## Research/Blog

# Compiler Level Optimizations for Accelerated Deep Learning

- April 30, 2020
- Posted by: vsinghal
- Category: AI Hardware Deep Learning

*#CellStratAILab #disrupt4.0 #WeCreateAISuperstars #AlwaysUpskilling*

Last Saturday (25th Apr ’20), our AI Lab Researcher **Darshan G.** presented a fabulous hands-on workshop on Tensor Fusion, Accelerated Linear Algebra (XLA) and many other techniques to speed up Deep Learning computations.

The following discussion covers many of these techniques.

### TensorFlow Graph Concepts :-

TensorFlow (v1.x) programs generate a DataFlow (directed, multi –) **Graph**. These are represented by Device independent intermediate program representation (IR = Intermediate Representation).

TensorFlow v2.x uses a mix of imperative ( Eager ) execution mode and graphs functions.

These Graph nodes represent operations “Ops” (such as Add, MatMul, Conv2D, …). This represents Abstract device-, execution backend-, and language-independent API.

The Graph is in turn implemented by Op Kernels written in C++, specialized on <Type, Device> platform.

Graph edges represent “data” flowing between ops :-

- Tensors (ref counted, n dimensional array buffers in device memory).
- Control dependencies : A –>B means A must finish before B can run.
- Resource handles to state (e.g. variables, input data pipelines).

### Grappler: TensorFlow Concept :-

Grappler, a TensorFlow concept, performs graph optimizations through a top level driver called the Metagraph.

So Grappler is a Default graph optimization system in the TF runtime

- Re-writes graphs to improve out of the box TensorFlow performance
- Provides a plugin infrastructure to register custom optimizers/rewriter

The main goals of the Grappler are :-

- Automatically improve TF performance through graph simplifications & high level optimizations that benefit most target HW architectures (CPU/GPU/TPU/mobile etc.)
- Reduce device peak memory usage to enable larger models to run
- Improve hardware utilization by optimizing the mapping of graph nodes to compute resources.

### Remapper optimizer: Op fusion

The Remapper replaces commonly occurring subgraphs with optimized **fused “monolithic” kernels**.

Examples of patterns fused:

- Conv2D + BiasAdd + <Activation>
- Conv2D + FusedBatchNorm + <Activation>
- Conv2D + Squeeze + BiasAdd
- MatMul + BiasAdd + <Activation>

Fusing ops in this way together provides several performance advantages:

- Completely eliminates Op scheduling overhead.
- Increases opportunities for ILP, vectorization etc.
- Improves temporal and spatial locality of data access.

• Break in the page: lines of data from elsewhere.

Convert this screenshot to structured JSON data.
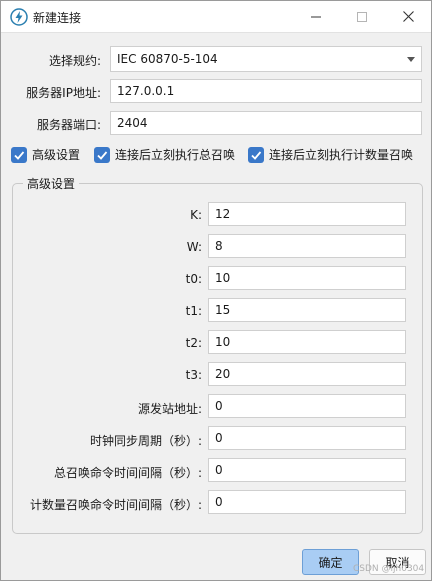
{
  "window": {
    "title": "新建连接"
  },
  "form": {
    "protocol": {
      "label": "选择规约:",
      "value": "IEC 60870-5-104"
    },
    "ip": {
      "label": "服务器IP地址:",
      "value": "127.0.0.1"
    },
    "port": {
      "label": "服务器端口:",
      "value": "2404"
    }
  },
  "checkboxes": [
    {
      "label": "高级设置",
      "checked": true
    },
    {
      "label": "连接后立刻执行总召唤",
      "checked": true
    },
    {
      "label": "连接后立刻执行计数量召唤",
      "checked": true
    }
  ],
  "advanced": {
    "title": "高级设置",
    "rows": [
      {
        "label": "K:",
        "value": "12"
      },
      {
        "label": "W:",
        "value": "8"
      },
      {
        "label": "t0:",
        "value": "10"
      },
      {
        "label": "t1:",
        "value": "15"
      },
      {
        "label": "t2:",
        "value": "10"
      },
      {
        "label": "t3:",
        "value": "20"
      },
      {
        "label": "源发站地址:",
        "value": "0"
      },
      {
        "label": "时钟同步周期（秒）:",
        "value": "0"
      },
      {
        "label": "总召唤命令时间间隔（秒）:",
        "value": "0"
      },
      {
        "label": "计数量召唤命令时间间隔（秒）:",
        "value": "0"
      }
    ]
  },
  "buttons": {
    "ok": "确定",
    "cancel": "取消"
  },
  "watermark": "CSDN @ljh0304",
  "colors": {
    "accent": "#3a78c9",
    "primary_button": "#a9cdf4"
  }
}
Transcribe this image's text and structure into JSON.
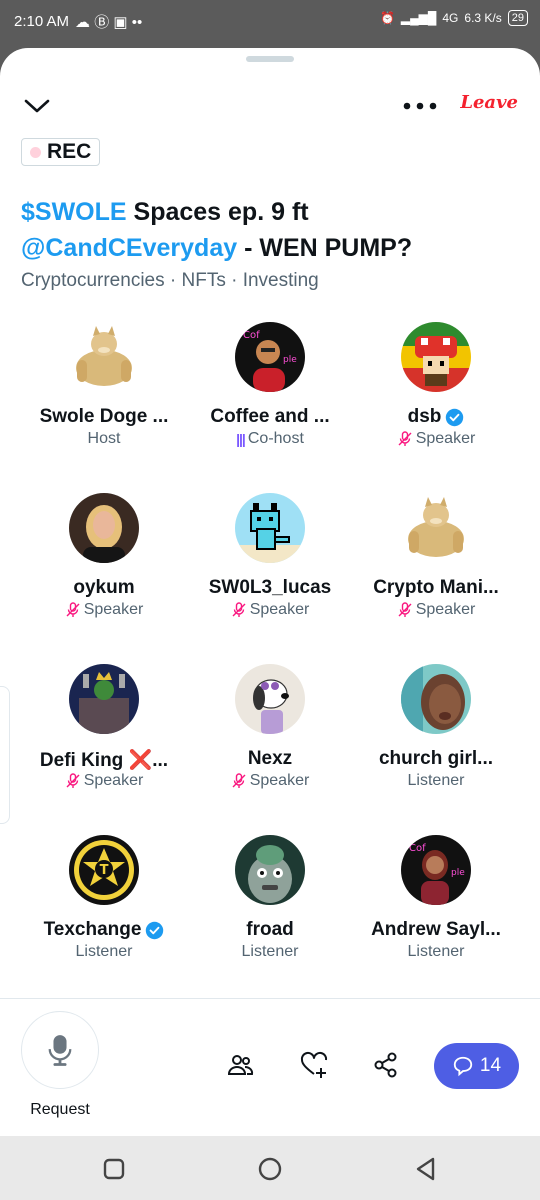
{
  "status": {
    "time": "2:10 AM",
    "network": "4G",
    "speed": "6.3 K/s",
    "battery": "29"
  },
  "header": {
    "leave_label": "Leave",
    "rec_label": "REC"
  },
  "space": {
    "title_part1": "$SWOLE",
    "title_part2": " Spaces ep. 9 ft ",
    "title_part3": "@CandCEveryday",
    "title_part4": " - WEN PUMP?",
    "topics": "Cryptocurrencies · NFTs · Investing"
  },
  "participants": [
    {
      "name": "Swole Doge ...",
      "role": "Host",
      "verified": false,
      "muted": false,
      "cohost": false,
      "avatar": "doge-avatar"
    },
    {
      "name": "Coffee and ...",
      "role": "Co-host",
      "verified": false,
      "muted": false,
      "cohost": true,
      "avatar": "neon-avatar"
    },
    {
      "name": "dsb",
      "role": "Speaker",
      "verified": true,
      "muted": true,
      "cohost": false,
      "avatar": "mushroom-avatar"
    },
    {
      "name": "oykum",
      "role": "Speaker",
      "verified": false,
      "muted": true,
      "cohost": false,
      "avatar": "woman-avatar"
    },
    {
      "name": "SW0L3_lucas",
      "role": "Speaker",
      "verified": false,
      "muted": true,
      "cohost": false,
      "avatar": "pixel-cat-avatar"
    },
    {
      "name": "Crypto Mani...",
      "role": "Speaker",
      "verified": false,
      "muted": true,
      "cohost": false,
      "avatar": "doge-avatar"
    },
    {
      "name": "Defi King ❌...",
      "role": "Speaker",
      "verified": false,
      "muted": true,
      "cohost": false,
      "avatar": "king-avatar"
    },
    {
      "name": "Nexz",
      "role": "Speaker",
      "verified": false,
      "muted": true,
      "cohost": false,
      "avatar": "snoopy-avatar"
    },
    {
      "name": "church girl...",
      "role": "Listener",
      "verified": false,
      "muted": false,
      "cohost": false,
      "avatar": "selfie-avatar"
    },
    {
      "name": "Texchange",
      "role": "Listener",
      "verified": true,
      "muted": false,
      "cohost": false,
      "avatar": "badge-avatar"
    },
    {
      "name": "froad",
      "role": "Listener",
      "verified": false,
      "muted": false,
      "cohost": false,
      "avatar": "troll-avatar"
    },
    {
      "name": "Andrew Sayl...",
      "role": "Listener",
      "verified": false,
      "muted": false,
      "cohost": false,
      "avatar": "neon-girl-avatar"
    }
  ],
  "footer": {
    "request_label": "Request",
    "chat_count": "14"
  },
  "colors": {
    "accent": "#1d9bf0",
    "leave": "#f4212e",
    "cohost": "#7856ff",
    "muted": "#f91880",
    "chat_button": "#4e5ee4"
  }
}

The fused kernels are convenient and improve the performance.

Here is some sample code around fusion concept.

### Kernel Fusion

This is an optimization technique applied to a group of GPU kernels to increase efficiency by decreasing execution time, power consumption.

Note that GPU kernels cannot be scheduled once launched in device. Kernel fusion can rearrange and schedule the kernels from the host side.

Kernels using the same or different data array(s) can be replaced with a single kernel call. The new kernel aggregates the code segments of the separate kernels.

Let’s look at overall architecture of TensorFlow with respect to backend customizations.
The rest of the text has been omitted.